What’s the Return on Your Marketing Investment?
Whether it takes the form of advertising campaigns, branding initiatives, or targeted networking, marketing is an integral part of any firm’s business strategy. But, unlike other parts of a business plan, the results of marketing efforts can seem difficult to measure. Are new customers calling because of your marketing initiatives? If so, which initiative produced the most bang for your buck? Consider whether your current marketing activities were selected because there is clear evidence that they are effective, or simply because your competitors are doing the same thing.
Given the costs associated with marketing—and the risk of losing out on potential business when marketing is ineffective—your firm can hardly afford not to calculate the return on investment of your current marketing strategies. A cost-benefit analysis may, for example, reveal that your company is sinking money into a series of expensive ads generating little business, but a blog that costs nothing to operate is attracting high-profile clients.
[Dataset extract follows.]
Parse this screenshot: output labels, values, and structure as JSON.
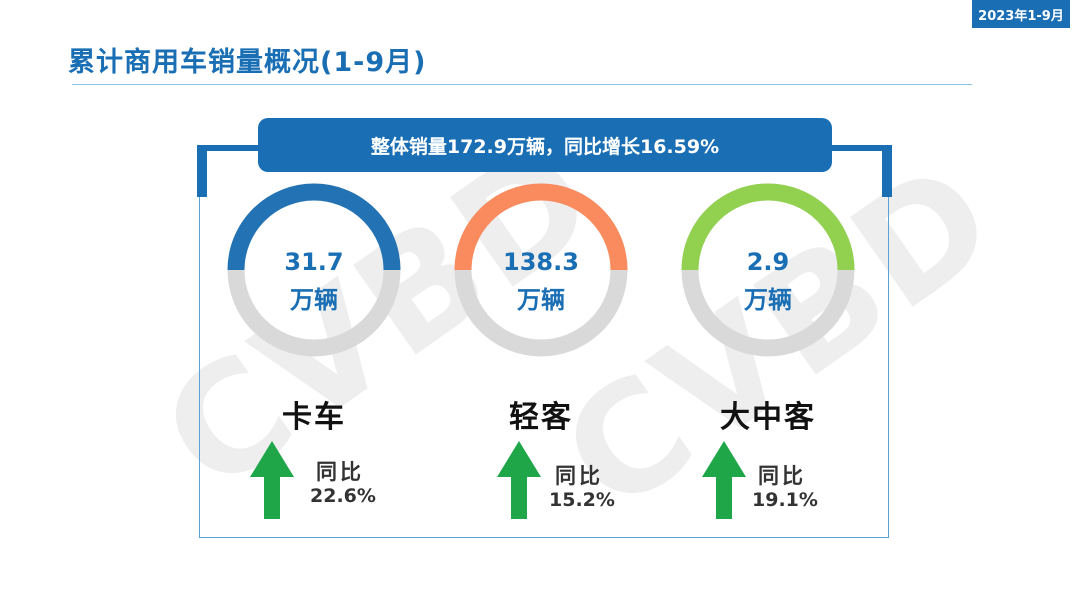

Among the leading reasons why firms fail to measure their marketing efforts is the perception within the organization that measurement is too hard, too costly, and too time-consuming. It may be inaccurate to judge a particular marketing initiative or technique based on such amorphous targets. Just because one ad failed to produce the desired results does not mean another ad, or the same ad placed in different media outlets, would not produce better results. While the aggregate return on the annual investment in print advertisements will be a strong indicator of the usefulness of this approach, a closer examination of any changes in business activity immediately after a particular ad has been placed could yield some startling results. Only by carefully mining your marketing data will you discover exactly which approaches worked and in what particular contexts.
Before launching each marketing initiative, define your objectives and consider how you will measure whether those goals were reached. If, for example, you place a series of ads online and in print, find out if the volume of phone calls or if the number of website hits increases immediately after the ads appear. If your company issues a press release, log any press inquiries, monitor the media outlets to see if the story receives coverage, and check for a noticeable increase in phone or web traffic after the stories appear. Be alert to any changes in business activity following less formal networking events, such as speeches or presentations.
A useful measurement tool is an intake system that surveys new or potential customers on how they came to contact your company. This information can be gathered when they first call your company, place an order, or log on to your website. For a more in-depth profile, ask existing clients to complete a market research/customer satisfaction survey, which can be sent out by mail with business reply envelopes.
Many businesses spend too little on marketing and even less on tracking the success of their marketing initiatives. These companies may, therefore, tend to underestimate the potential impact of marketing campaigns. By spending a bit of time and money assessing which approaches are working, you can better target your marketing budget expenditures and determine whether it makes sense to devote more—or less—resources than you have in the past to getting the word out about the products and services you offer.